Le 20 juin 2025, la base de la Royal Air Force (RAF) située à Brize Norton, dans l’Oxfordshire, a été le théâtre d’une irruption spectaculaire menée par des militants pro-palestiniens. L’opération, minutieusement préparée par le collectif Palestine Action, visait à dénoncer le rôle logistique que joue cette installation militaire dans les interventions britanniques à l’étranger, notamment à destination du Proche-Orient. Cette incursion n’a pour l’instant suscité aucune réponse officielle du Ministère de la Défense britannique.

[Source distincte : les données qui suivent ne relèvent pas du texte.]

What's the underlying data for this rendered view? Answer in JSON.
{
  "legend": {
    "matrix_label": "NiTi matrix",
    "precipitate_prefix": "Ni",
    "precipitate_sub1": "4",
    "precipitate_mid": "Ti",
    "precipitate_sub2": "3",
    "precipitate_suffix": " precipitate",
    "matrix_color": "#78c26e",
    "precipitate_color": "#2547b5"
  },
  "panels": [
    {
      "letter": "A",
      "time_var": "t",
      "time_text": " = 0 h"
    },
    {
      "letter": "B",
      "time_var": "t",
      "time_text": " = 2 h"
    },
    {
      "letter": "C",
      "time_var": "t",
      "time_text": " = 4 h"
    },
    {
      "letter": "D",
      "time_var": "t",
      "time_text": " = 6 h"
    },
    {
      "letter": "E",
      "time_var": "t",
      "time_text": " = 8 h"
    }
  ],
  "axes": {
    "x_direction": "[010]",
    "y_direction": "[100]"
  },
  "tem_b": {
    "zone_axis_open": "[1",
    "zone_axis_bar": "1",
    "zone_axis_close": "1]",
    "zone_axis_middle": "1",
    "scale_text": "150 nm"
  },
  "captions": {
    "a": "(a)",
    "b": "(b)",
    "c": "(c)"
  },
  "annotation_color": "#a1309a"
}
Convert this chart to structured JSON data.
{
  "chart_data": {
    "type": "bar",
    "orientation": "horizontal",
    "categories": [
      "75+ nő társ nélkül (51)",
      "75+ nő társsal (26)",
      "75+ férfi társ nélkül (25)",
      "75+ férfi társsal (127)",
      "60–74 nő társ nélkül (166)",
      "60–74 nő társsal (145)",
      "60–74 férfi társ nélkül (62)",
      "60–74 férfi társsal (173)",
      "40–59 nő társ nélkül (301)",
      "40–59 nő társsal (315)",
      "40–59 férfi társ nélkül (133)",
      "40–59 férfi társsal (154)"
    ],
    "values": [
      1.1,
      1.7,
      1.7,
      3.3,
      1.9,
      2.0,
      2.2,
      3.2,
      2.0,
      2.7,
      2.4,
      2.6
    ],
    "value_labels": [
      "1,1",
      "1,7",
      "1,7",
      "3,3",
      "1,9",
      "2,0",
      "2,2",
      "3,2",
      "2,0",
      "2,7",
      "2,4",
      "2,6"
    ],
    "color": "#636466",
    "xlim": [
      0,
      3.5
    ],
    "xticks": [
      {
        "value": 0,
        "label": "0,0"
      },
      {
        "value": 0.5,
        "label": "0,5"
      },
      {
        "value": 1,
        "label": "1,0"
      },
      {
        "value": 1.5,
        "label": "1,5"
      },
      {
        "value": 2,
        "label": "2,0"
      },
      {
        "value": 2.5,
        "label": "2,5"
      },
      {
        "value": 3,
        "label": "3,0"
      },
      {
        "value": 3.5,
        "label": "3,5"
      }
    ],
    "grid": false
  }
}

Une intrusion méticuleuse dans le bastion de la Royal Air Force
Le groupe Palestine Action a revendiqué l’action via une vidéo publiée sur ses réseaux sociaux. On y voit plusieurs individus pénétrant la base RAF Brize Norton, en contournant les dispositifs de sécurité à l’aide de trottinettes électriques et de pieds-de-biche. L’opération n’a duré que quelques minutes : deux avions militaires de type Airbus Voyager ont été endommagés avec de la peinture rouge symbolisant le sang, et des systèmes moteurs rendus inutilisables.
Les militants ont pu s’éclipser sans être repérés. La Royal Air Force, considérée comme l’un des piliers de la défense britannique, voit ainsi son dispositif de sécurité sérieusement mis en doute.
RAF Brize Norton : une base clé pour les opérations extérieures liées à la Palestine
La base de Brize Norton est la plus grande base aérienne militaire du Royaume-Uni. Elle sert de plateforme logistique majeure pour les vols à destination de l’RAF Akrotiri, station de la Royal Air Force située à Chypre, d’où partent de nombreuses missions de surveillance, de transport de troupes et de ravitaillement.
Dans une déclaration publiée sur X, Palestine Action a affirmé : « Des vols partent quotidiennement de la base vers la RAF Akrotiri à Chypre. Depuis Chypre, les avions britanniques recueillent des renseignements, ravitaillent des avions de chasse et transportent des armes pour commettre un génocide à Gaza. »
Plus de 500 vols auraient quitté Akrotiri entre 2023 et mars 2025 en direction du Moyen-Orient, notamment pour des missions au-dessus de Gaza. Le Ministère de la Défense britannique insiste toutefois sur le fait que ces vols s’inscrivent dans le cadre de l’opération Shader, visant Daesh, et non Israël.
Absence de réponse officielle et critiques sur la sécurité militaire
À ce jour, aucune déclaration n’a été émise par le Ministère de la Défense (MoD) concernant l’intrusion dans la Royal Air Force du 20 juin. Cette absence de réaction a provoqué l’indignation dans les rangs conservateurs. Mark Francois, député et ancien ministre chargé des forces armées, a vivement critiqué l’absence de réponse du gouvernement : « Cette intrusion démontre un échec total et absolu de la sécurité de la base. Ce sont des avions militaires. Comment cela a-t-il pu se produire en 2025 ? »
La ministre de la Culture, Lisa Nandy, a également dénoncé l’intrusion dans la Royal Air Force comme « illégale et dangereuse », ajoutant que « ces méthodes ne sauraient être tolérées dans une démocratie respectueuse de l’Etat de droit ».
Palestine Action : une stratégie d’action directe et ciblée
Fondé en 2020, Palestine Action est un groupe activiste britannique qui se spécialise dans les actions de sabotage non-violentes contre des infrastructures liées à la défense ou à l’armement, en lien avec Israël. Ils ont notamment ciblé des entreprises comme Elbit Systems UK, fabricant de drones militaires.
Le groupe revendique une tactique d’« action directe » visant à paralyser les chaînes de production ou de soutien logistique qu’ils estiment complices de crimes de guerre.
Une attaque qui révèle de profondes failles
Au-delà de la symbolique politique, l’irruption au cœur de la Royal Air Force expose des failles sécuritaires préoccupantes. Comment une installation aussi stratégique a-t-elle pu être infiltrée sans détection ?
Cette opération relance le débat sur les liens entre infrastructures militaires britanniques et interventions étrangères, notamment en lien avec les tensions en Palestine, et pourrait précipiter une remise en question des procédures de sécurité sur les bases militaires du pays.